Welche Folgen kann diese Anklageerhebung für den Konzern haben?
Diess jetzt als Konzernchef zu ersetzen, wäre eine Katastrophe für VW. Er steht für die Neuausrichtung auf Elektromobilität, bringt da die Dinge voran. Die Frage ist, könnte Pötsch als Aufsichtsratsvorsitzender ersetzt werden? Die Eigentümerfamilien Porsche und Piëch kennen Herrn Pötsch schon lang und haben sehr großes Vertrauen in ihn. Aber da das Land Niedersachsen mit Ministerpräsident Stephan Weil auch im Aufsichtsrat sitzt, wird es nach meiner Einschätzung nicht möglich sein, an Pötsch als Aufsichtsratsvorsitzendem festzuhalten, sollte das Gericht auf schuldig plädieren. Die Strategie wird vermutlich sein, den Prozess länger hinauszuschieben, um Zeit zu gewinnen für eine Entscheidung für einen neuen möglichen Aufsichtsratsvorsitzenden.

Sie vertreten die Meinung, dass der Diesel ein Auslaufmodell ist. Schieben Sie das auf den Dieselskandal oder auf ein verändertes Klimaschutz-Bewusstsein?

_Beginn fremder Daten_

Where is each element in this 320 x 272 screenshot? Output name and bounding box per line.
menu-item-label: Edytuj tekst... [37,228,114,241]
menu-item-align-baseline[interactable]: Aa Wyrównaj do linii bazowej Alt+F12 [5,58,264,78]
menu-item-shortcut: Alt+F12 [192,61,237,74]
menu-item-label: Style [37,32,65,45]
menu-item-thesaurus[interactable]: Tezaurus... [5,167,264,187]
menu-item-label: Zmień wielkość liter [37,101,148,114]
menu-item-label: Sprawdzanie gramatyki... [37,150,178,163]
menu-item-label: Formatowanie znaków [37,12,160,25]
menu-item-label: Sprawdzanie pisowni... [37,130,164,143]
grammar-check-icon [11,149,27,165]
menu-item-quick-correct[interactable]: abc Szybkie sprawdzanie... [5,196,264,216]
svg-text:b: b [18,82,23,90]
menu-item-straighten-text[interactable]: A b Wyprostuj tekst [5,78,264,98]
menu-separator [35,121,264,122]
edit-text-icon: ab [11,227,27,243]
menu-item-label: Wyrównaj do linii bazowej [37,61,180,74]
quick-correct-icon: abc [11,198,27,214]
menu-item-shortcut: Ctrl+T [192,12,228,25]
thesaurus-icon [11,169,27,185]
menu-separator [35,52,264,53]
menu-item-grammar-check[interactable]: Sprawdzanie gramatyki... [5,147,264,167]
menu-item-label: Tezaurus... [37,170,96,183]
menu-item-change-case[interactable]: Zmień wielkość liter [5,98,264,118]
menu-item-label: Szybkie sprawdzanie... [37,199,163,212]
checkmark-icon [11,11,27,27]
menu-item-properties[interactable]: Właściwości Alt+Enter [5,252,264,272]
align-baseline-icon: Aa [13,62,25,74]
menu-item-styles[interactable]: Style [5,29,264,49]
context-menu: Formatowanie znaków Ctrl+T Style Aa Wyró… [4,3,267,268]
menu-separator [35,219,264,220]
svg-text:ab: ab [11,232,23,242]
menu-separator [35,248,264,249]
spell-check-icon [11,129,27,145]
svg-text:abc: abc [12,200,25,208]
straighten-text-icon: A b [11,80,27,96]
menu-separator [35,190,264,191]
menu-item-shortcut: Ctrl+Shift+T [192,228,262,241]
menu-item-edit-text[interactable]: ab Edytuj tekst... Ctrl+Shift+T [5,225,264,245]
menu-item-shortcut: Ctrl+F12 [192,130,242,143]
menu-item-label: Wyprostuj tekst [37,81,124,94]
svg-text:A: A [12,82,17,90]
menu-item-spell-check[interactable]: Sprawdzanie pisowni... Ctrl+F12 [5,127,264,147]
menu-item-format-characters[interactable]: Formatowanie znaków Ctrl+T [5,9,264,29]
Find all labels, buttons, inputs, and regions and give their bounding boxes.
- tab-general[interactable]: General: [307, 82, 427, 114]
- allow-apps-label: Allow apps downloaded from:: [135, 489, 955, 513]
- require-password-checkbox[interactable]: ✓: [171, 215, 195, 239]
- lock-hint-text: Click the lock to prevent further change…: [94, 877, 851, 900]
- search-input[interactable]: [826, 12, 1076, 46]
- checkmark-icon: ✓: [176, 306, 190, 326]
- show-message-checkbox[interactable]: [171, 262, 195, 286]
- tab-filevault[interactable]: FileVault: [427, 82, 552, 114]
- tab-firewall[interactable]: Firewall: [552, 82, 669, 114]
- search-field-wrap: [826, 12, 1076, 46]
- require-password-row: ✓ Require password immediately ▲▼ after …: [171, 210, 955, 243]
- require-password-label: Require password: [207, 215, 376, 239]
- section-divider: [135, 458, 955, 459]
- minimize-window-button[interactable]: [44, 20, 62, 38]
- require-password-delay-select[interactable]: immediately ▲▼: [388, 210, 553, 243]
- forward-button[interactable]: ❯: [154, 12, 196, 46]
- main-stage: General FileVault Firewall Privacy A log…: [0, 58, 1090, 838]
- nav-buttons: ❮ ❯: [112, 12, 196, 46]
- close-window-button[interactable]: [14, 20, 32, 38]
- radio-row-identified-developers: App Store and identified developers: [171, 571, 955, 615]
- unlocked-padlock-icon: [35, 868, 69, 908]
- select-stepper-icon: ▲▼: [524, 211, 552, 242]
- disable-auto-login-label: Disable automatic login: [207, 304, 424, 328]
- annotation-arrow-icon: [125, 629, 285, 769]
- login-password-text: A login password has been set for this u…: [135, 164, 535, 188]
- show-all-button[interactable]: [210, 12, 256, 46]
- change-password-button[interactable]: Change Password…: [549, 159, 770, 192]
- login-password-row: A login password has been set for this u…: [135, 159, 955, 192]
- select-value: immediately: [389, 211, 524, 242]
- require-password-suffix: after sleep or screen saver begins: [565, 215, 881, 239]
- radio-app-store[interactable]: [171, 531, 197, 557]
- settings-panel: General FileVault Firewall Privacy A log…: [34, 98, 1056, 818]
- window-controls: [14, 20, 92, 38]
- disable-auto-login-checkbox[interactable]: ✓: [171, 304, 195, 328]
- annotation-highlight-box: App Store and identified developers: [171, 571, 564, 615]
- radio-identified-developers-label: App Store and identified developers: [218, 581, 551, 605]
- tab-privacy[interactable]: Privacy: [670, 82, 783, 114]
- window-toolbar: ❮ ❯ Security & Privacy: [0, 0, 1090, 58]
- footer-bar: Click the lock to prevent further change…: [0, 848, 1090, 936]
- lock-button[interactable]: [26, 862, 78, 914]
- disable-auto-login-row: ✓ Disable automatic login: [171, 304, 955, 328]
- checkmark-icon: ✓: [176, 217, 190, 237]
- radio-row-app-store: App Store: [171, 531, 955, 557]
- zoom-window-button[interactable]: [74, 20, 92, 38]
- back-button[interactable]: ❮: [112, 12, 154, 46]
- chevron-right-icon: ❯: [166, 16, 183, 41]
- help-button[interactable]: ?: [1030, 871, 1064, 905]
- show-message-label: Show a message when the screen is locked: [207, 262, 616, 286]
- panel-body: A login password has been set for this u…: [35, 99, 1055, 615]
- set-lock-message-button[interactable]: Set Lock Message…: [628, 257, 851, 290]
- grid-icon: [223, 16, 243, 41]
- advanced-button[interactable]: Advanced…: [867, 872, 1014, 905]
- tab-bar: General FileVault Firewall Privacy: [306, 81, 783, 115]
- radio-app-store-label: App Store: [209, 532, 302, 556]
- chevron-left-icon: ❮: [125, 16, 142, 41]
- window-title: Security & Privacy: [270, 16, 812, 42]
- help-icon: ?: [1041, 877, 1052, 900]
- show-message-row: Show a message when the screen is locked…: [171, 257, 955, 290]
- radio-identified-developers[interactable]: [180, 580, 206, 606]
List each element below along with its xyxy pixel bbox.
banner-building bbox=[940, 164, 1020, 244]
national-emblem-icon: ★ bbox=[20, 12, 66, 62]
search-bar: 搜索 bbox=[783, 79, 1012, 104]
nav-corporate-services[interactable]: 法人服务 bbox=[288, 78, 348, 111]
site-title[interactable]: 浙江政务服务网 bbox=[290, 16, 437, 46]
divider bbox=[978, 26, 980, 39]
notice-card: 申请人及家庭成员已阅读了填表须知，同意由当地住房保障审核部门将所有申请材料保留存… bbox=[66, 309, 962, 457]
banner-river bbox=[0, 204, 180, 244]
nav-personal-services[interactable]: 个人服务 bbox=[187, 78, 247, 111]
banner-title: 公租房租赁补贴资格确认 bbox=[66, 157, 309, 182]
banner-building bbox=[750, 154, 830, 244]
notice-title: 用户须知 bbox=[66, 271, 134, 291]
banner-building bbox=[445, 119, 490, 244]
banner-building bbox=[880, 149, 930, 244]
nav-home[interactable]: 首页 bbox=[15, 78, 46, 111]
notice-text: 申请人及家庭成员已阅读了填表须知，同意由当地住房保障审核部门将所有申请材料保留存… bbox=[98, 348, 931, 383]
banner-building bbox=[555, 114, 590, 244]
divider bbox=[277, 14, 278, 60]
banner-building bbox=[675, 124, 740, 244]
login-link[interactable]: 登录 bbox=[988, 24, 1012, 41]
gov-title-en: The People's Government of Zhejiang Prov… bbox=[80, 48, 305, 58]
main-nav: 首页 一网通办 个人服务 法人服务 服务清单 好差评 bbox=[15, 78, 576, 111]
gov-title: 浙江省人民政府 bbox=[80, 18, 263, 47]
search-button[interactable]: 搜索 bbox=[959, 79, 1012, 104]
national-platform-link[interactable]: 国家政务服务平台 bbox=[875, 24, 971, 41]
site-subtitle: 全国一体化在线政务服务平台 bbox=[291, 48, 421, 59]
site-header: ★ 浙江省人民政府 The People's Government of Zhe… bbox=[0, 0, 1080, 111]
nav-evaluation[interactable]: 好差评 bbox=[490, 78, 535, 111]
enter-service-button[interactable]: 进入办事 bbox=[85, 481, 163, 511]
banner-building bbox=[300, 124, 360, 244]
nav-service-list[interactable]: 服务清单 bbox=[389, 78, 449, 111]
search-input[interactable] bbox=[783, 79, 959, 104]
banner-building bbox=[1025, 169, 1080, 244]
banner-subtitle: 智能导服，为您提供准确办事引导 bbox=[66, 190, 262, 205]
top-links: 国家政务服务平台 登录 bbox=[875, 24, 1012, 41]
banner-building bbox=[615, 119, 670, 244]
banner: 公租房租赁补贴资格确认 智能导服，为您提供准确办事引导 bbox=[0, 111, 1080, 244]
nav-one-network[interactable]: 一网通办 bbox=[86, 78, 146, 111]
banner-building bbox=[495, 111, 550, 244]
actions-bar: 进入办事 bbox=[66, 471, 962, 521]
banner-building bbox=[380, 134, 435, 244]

Der Dieselskandal war ein gewaltiger Auslöser, der das Sterben des Diesels erheblich beschleunigt hat. Wenn man‘s weltweit betrachtet, gibt es Diesel-Pkw eigentlich nur noch in Europa. Ich gehe davon aus, dass 2030 die letzten Diesel-Pkw bei den Autobauern angeboten werden. Den Übergang machen noch Benzin-Hybride, aber das Zeitalter der vollelektrischen Pkw ist in Sichtweite.

Hätte der Diesel nicht sowieso irgendwann als zu unsauber gegolten in der Wahrnehmung der Kunden?
Der Diesel hätte sauber sein können, aber wäre auch teurer geworden. Man hat betrogen, um Geld zu sparen und sich Vorteile im Wettbewerb zu verschaffen. Das hat den größten Betrugsskandal in der Autogeschichte ausgelöst.